Is the Mikrotik RouterOS on RouterBoards using a tickless (realtime) kernel?
Is the Mikrotik RouterOS on x86 using a tickless (realtime) kernel?
I know a lot of high-performance, low-latency products are starting to use a tickless kernel and wondering if Mikrotik would benefit in a major way in performance? Maybe a kernel image I can test for results?
I only meant realtime, not tickless. Are there any plans or what would be the performance benefit of a realtime kernel in Mikrotik (if it’s not already there?) ?
I’m trying to implement some kind of trigger system for events in Mikrotik such as login via winbox,webbox,ssh, etc.. and ppp user login, as well as some dhcp server lease events.
I have a fairly simple script that stays running in a while loop and checks logs for login and dhcp lease activity and ppp active sessions then runs a script using :execute when a particular event happens. This is very bad practice, and not at all what programmers should be doing, but it’s the only way I came up with to run scripts on events. I could use multiple schedules, but that is inefficient as each schedule is slightly offset; using my method I have a fairly timing from when event happens and when the specified script gets executed.
My problem is that with the loop at 7 secs apart the cpu reaches 60 - 80% average load (normally 5 - 10%).
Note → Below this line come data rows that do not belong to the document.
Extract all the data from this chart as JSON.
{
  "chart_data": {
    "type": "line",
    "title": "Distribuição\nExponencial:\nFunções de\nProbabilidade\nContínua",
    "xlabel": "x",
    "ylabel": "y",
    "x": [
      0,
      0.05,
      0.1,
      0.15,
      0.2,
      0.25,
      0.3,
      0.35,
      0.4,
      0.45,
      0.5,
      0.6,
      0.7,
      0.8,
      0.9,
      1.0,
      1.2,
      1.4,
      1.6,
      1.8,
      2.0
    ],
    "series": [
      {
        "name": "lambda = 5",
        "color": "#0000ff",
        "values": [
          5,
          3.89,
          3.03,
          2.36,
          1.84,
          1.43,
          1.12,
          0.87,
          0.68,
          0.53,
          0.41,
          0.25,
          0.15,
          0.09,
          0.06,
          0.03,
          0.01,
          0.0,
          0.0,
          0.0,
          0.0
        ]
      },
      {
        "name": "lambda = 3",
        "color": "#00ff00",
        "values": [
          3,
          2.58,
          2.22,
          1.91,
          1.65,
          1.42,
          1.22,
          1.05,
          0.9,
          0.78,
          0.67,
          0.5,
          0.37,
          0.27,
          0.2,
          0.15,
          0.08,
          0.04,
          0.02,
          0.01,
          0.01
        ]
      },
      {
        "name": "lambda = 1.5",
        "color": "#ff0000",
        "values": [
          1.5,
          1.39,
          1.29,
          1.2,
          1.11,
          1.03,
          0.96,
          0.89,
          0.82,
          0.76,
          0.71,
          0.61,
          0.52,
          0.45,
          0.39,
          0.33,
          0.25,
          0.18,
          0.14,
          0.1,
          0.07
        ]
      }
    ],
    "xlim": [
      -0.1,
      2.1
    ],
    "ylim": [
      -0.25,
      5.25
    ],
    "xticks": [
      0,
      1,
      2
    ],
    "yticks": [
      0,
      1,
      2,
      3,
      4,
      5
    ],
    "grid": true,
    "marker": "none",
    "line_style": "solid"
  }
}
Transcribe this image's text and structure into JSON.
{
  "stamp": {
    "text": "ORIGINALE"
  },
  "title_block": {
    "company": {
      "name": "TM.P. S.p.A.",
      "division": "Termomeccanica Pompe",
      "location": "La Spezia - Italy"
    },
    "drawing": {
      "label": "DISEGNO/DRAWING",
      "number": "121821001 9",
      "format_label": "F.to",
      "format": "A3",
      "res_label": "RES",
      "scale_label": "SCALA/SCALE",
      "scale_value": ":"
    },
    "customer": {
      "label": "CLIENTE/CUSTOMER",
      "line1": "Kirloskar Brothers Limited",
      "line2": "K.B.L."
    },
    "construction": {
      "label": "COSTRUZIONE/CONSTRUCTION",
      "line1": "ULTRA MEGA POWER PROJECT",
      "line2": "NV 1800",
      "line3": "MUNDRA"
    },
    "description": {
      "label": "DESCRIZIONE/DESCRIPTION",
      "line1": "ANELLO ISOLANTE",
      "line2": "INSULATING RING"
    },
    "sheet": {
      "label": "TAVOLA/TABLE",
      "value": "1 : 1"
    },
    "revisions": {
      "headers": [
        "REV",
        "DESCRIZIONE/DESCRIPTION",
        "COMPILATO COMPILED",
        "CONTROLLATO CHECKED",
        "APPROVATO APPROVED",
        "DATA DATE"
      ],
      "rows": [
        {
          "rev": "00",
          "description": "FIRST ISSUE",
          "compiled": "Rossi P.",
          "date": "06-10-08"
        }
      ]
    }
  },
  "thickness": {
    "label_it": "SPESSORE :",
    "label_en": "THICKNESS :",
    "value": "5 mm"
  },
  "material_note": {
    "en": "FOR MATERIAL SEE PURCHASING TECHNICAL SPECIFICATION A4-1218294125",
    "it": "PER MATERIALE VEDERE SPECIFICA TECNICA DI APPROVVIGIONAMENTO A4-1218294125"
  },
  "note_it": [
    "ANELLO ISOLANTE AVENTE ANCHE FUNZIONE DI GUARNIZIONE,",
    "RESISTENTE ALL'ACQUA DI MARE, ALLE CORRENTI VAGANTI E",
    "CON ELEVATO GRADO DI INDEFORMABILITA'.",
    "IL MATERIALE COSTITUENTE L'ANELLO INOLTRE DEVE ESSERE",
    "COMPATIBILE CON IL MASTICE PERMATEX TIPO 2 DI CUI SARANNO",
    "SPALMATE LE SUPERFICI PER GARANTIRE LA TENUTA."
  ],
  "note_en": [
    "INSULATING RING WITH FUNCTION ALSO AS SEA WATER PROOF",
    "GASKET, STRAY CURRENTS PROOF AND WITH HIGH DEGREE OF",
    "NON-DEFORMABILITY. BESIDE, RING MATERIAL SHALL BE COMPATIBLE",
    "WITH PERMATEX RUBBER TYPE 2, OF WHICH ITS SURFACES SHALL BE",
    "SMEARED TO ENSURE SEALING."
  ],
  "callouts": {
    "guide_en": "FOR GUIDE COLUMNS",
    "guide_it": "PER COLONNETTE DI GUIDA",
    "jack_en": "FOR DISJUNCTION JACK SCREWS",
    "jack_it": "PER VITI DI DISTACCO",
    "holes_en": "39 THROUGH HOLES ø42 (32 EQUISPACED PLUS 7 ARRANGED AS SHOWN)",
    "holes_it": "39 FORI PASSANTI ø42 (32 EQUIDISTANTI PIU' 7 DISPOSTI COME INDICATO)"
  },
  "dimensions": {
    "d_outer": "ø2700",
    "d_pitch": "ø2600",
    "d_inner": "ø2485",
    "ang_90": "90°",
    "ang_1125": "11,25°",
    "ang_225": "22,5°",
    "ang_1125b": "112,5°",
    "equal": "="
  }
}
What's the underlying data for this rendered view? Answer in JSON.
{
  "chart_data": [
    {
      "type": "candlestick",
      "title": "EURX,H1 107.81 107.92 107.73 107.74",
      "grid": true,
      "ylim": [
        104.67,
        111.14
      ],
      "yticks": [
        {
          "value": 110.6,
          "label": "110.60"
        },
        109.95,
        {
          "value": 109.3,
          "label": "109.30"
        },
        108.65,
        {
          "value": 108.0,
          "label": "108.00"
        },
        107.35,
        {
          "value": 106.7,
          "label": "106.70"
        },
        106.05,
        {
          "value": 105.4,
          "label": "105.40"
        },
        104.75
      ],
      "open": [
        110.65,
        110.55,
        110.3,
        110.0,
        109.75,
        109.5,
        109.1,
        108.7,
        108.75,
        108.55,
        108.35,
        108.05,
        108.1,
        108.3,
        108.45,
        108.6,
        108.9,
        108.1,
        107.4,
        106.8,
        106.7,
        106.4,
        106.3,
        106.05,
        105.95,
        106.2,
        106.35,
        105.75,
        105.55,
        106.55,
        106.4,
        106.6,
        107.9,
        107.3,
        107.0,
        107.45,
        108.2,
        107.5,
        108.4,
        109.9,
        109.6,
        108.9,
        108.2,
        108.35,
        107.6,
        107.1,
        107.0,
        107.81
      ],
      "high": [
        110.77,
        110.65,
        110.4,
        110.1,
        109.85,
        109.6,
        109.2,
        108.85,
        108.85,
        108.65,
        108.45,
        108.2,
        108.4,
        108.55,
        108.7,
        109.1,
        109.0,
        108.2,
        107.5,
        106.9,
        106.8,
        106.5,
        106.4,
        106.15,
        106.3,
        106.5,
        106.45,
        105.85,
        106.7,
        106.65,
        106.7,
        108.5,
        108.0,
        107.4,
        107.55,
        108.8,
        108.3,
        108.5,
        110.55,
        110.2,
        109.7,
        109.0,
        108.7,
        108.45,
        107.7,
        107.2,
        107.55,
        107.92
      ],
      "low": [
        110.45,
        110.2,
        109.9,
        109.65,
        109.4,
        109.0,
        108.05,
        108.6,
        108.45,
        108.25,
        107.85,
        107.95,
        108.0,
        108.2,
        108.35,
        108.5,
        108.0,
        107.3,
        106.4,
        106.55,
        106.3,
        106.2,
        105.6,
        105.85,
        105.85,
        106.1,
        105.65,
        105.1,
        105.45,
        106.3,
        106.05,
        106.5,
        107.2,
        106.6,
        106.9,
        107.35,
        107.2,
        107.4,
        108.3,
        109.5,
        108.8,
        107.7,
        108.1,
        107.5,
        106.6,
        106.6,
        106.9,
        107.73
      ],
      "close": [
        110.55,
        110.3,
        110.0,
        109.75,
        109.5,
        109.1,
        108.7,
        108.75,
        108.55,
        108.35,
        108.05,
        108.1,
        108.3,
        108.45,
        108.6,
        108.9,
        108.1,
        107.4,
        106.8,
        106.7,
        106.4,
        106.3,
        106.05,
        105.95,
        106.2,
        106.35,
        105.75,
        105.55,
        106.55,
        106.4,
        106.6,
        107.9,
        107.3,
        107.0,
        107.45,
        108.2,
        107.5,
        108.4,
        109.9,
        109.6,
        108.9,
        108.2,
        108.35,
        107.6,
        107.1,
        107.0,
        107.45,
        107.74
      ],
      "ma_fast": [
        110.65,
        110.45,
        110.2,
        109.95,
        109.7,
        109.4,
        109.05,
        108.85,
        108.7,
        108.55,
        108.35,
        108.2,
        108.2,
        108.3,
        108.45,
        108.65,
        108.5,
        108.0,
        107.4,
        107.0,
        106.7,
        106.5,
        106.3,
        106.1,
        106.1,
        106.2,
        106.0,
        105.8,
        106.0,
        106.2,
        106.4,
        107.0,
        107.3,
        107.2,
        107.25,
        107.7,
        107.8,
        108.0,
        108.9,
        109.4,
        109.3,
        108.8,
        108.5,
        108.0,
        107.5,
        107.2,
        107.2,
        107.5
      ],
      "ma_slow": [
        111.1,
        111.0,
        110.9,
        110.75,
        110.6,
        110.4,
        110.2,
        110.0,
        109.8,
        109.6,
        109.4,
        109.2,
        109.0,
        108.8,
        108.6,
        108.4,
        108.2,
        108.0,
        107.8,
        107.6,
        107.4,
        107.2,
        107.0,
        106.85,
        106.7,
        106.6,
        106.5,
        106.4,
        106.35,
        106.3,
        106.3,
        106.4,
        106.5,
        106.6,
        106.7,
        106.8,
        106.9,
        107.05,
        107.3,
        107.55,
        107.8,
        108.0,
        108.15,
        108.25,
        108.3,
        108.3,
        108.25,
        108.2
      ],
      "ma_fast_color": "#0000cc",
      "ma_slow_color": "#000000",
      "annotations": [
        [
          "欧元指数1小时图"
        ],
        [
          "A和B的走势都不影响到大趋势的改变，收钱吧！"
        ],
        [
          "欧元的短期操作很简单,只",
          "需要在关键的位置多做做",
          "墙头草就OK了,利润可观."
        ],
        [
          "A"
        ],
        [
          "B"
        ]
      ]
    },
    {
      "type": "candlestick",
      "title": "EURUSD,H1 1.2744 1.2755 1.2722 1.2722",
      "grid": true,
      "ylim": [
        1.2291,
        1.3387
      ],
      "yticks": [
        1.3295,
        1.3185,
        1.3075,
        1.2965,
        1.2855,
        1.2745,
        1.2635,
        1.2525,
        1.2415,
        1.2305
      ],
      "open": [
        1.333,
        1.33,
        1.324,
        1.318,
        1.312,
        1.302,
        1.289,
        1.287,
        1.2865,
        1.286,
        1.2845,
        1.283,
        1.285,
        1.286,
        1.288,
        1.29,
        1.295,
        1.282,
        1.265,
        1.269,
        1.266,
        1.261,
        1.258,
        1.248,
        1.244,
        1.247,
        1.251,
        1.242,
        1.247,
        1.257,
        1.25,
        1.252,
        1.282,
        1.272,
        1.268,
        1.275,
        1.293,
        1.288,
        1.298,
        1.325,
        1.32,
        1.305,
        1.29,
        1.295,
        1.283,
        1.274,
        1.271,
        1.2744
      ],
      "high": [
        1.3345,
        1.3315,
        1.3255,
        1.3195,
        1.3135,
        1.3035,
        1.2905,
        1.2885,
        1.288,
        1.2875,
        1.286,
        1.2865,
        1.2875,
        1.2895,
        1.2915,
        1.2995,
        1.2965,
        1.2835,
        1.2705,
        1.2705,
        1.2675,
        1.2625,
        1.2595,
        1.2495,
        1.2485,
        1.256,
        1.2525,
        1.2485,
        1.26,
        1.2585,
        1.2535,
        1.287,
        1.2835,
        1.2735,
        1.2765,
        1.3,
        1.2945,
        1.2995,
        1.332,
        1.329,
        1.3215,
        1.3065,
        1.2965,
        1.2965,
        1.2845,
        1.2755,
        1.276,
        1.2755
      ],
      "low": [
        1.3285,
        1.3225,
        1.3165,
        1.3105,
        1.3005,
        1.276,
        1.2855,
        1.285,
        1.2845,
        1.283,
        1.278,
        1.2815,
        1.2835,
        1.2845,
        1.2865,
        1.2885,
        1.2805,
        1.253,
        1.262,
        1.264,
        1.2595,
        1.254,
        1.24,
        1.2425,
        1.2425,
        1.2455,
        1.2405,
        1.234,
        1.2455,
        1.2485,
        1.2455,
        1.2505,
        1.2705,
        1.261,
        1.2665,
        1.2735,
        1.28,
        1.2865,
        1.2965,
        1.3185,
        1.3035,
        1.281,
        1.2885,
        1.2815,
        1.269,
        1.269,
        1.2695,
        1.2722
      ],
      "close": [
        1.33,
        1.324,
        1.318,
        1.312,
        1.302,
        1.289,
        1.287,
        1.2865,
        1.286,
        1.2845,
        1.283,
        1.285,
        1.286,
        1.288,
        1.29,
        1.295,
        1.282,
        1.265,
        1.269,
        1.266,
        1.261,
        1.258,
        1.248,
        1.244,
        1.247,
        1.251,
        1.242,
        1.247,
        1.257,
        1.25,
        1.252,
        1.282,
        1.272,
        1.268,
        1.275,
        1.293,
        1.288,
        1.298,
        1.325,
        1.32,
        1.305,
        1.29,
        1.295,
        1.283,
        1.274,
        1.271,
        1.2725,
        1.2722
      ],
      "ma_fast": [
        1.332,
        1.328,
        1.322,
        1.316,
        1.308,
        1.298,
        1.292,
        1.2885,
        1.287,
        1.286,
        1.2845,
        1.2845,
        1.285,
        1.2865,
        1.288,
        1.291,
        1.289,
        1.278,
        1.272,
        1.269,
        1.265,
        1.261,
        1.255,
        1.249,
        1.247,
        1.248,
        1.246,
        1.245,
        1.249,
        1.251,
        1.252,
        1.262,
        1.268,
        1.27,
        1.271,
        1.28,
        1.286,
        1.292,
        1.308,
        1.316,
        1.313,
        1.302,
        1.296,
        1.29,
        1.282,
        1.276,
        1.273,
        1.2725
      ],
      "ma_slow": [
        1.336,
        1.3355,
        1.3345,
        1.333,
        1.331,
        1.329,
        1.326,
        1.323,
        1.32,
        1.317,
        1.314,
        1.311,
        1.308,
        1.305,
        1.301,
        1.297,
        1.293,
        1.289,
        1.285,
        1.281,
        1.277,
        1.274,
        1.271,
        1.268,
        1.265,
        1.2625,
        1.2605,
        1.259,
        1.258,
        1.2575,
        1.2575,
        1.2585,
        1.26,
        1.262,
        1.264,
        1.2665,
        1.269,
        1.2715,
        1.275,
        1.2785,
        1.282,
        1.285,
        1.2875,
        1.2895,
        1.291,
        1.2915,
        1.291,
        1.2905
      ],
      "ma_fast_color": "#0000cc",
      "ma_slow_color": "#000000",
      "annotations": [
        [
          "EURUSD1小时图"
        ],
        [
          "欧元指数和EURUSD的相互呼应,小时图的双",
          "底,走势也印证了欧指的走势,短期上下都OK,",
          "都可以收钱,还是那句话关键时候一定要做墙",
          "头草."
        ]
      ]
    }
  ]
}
I was thinking if this trigger script could be prioritized higher, maybe it would take some load off the cpu (as this would be the “controller” script to fire off other scripts).
I just hate doing things in loops, native triggering is much more efficient and scripts don’t get run until there is an event.
What kind of actions do you want to fire on the triggers, and how close to real time does it have to be?
Remote syslog being parsed by the remote server in real-time and firing API actions would very most likely be within 1-2 second resolution, and would be very reliable if on a reliable link.
I hadn’t though of that, I was thinking more locally on the router itself.
So I could possibly use a local Dude server running on the router itself if I can “catch” a regex in the logs and run a “ros_command” as a notification?
well, realtime kernels are for something else… it’s kernel with predictive (and determined) time of reaction on some events (interrupts, etc.). it’s important in embedded measurement/monitoring systems, and it has nothing to do with scripting ))
I meant to indicate that I’m able to process login records within a second of the event occurring, which is close enough to real-time for my purposes. It’s definitely not real-time from a kernel perspective, or has anything to do with the kernel. Maybe that’s close enough for dssmiktik, too.
I’m aware what a real-time OS is. I’m not using the term ‘real-time’ in any technical way, I’m using it in the meaning of taking an action so reasonably close to an event that from a business need perspective the response is immediate. Responding to SSH or PPTP logins, or DHCP leases on a third party system not directly connected to providing the actual service can usually be solved by using that definition.
Thanks. I think that will work for what I’m trying to accomplish. I just need a way to react to log entries as they are logged without continuously looping and “waiting” for a specific entry to appear.
Chupaka,
I’ve heard of realtime kernels and just got to thinking about mikrotik and if it would improve on performance with being able to handle more pps or that continuous looping script I was doing. I haven’t read up on real-time kernels awhole lot just wondering if routeros could benefit from it.